Bhatt said there's less than a 1 percent chance a patient would experience complications from plaque breaking off and traveling downstream in the same artery to cause a heart attack.
Once patients makes it through stent surgery, they also face long-term risks as the body reacts to the foreign object.
Stents can develop blood clot
Stents accumulate scar tissue over a period of months
The blood clot risk is rare at this stage, however, occurring less than 1 percent of the time, Bhatt said.

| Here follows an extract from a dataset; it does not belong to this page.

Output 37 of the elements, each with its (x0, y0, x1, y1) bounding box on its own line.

"When it does happen, it can result in a heart attack," he said. "One minute the stent is open, and in less than a minute, it's closed."
Less than 10 percent of patients now develop scar tissue in stents -- before 2003, when stent technology was less developed, the risk was greater.
What's the Takeaway?
Although invasive heart procedures can be lifesaving and worth the risk for patients who have heart disease, patients who don't need cardiac catheterization or stents are exposed to unnecessary risks before and after surgery.
"You're worse off than you would have otherwise been," Bhatt said, adding that he didn't believe there was an "epidemic" of unnecessary heart procedures.
Adelman said it's one thing to order unnecessary blood work or brain imaging tests, but dangerous to order unnecessary invasive procedures.
"Ordering an unnecessary MRI is very expensive and wasteful, but it doesn't hurt anybody," he said. But unneeded cardiac procedures can cause strokes, heart attacks and death. "We're willing to accept those risks when it's necessary. ... When it's medically unnecessary, it's not only expensive, but it's terrible malpractice."